Lui faire briser ses relations immédiatement avec Mme Bathilde, c'eût été exciter la rébellion, et de la femme évincée me faire une ennemie. Le mal est fait; il faut en tirer le meilleur parti possible; tout en essayant de l'enrayer peu à peu. Ce n'est pas en administrant un kilo de quinine à la fois que l'on guérit la fièvre, mais par de petites doses données avec persévérance chaque jour.
Ma chère Jeanne n'est d'ailleurs pas pervertie, Mme Bathilde n'en a pas eu le temps; elle a seulement pris des idées extravagantes que je n'aurais pas voulu lui voir. Peut-être en reconnaîtra-t-elle à temps l'abus!
Je me trouve donc lancée bien plus dans le monde que je ne me le proposais. D'un côté, je ne le regrette pas, car j'en profite pour y entraîner mes fils autant qu'il est en mon pouvoir.
Gustave, sorti de l'école, reste avec nous, dans l'administration, où il a trouvé un emploi avantageux; et Bernard va faire son droit à D. même, ce qui est une grande chance pour moi de pouvoir guider mon jeune fils dès ses premiers pas dans le monde.

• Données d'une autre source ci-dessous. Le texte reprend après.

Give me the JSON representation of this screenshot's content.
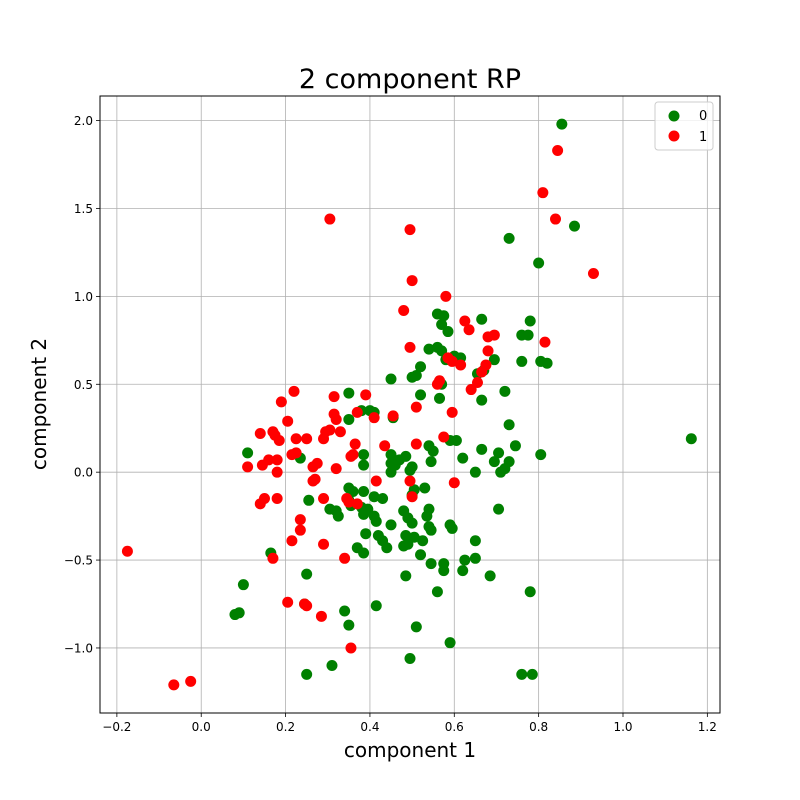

Je sais bien que les hommes graves, et mon mari tout le premier, trouvent très ridicule la prétention des mères de vouloir bien éduquer leurs fils; à quoi bon les bonnes manières? Il semble qu'un homme sache toujours faire ce qu'il veut! Oui! un homme d'une nature très supérieure sait se donner plus tard le vernis qui peut lui manquer par la faute de son éducation; d'ailleurs, dans les hommes supérieurs dont je parle, qui apprennent tout, connaissent tout, comprennent tout, dont l'esprit embrasse les détails aussi bien que les généralités, les bonnes manières sont d'intuition; ils aiment le beau, le grand, le noble instinctivement, et ils ne veulent pas rester au-dessous de leur propre appréciation. Mais d'autres natures, moins richement douées, ne reconnaissent le besoin de l'éducation qu'en acquérant l'expérience à leurs dépens, en faisant ce qu'on appelle des écoles. Alors, ils déplorent les circonstances qui les ont privés, dans leur jeunesse, de cette précieuse éducation, et ce n'est qu'au prix de grands efforts qu'ils parviennent à la remplacer. Souvent ils se rebutent, deviennent sauvages, se persuadent qu'ils n'ont rien à faire dans le monde policé, et s'abrutissent de plus en plus dans une société au-dessous du niveau social qu'ils pourraient fréquenter, mais avec laquelle ils n'ont pas besoin de se gêner.
J'ai lu quelque part que les lutteurs et les combattants de la vie n'avaient point le temps d'apprendre les belles manières! Quelle rhapsodie! Est-ce que l'on perd du temps à lever son chapeau un peu plus haut en saluant (on remarquera que je ne dis pas le tenir plus bas!), ou à se tenir en équilibre sur sa chaise?
Les jeunes gens ne s'imaginent pas quelle autorité les bonnes manières donnent sur ceux qui vous entourent! Loin de moi l'idée d'élever mes fils pour en faire des hommes fats et banals, recherchant les succès de salon! Mais la distinction, la réserve, le bon ton procurent une influence extrême à un homme, dans le monde qu'il fréquente; ses inférieurs, et même ses supérieurs, le respectent davantage; il leur impose, et il s'impose!
On n'ose pas lui manquer, se permettre devant lui des incartades; on le respecte; «la familiarité amène le mépris»; j'ajoute: «la politesse tient à distance». J'ai vu des gens grossiers et insolents se calmer et céder devant les manières distinguées de leur adversaire.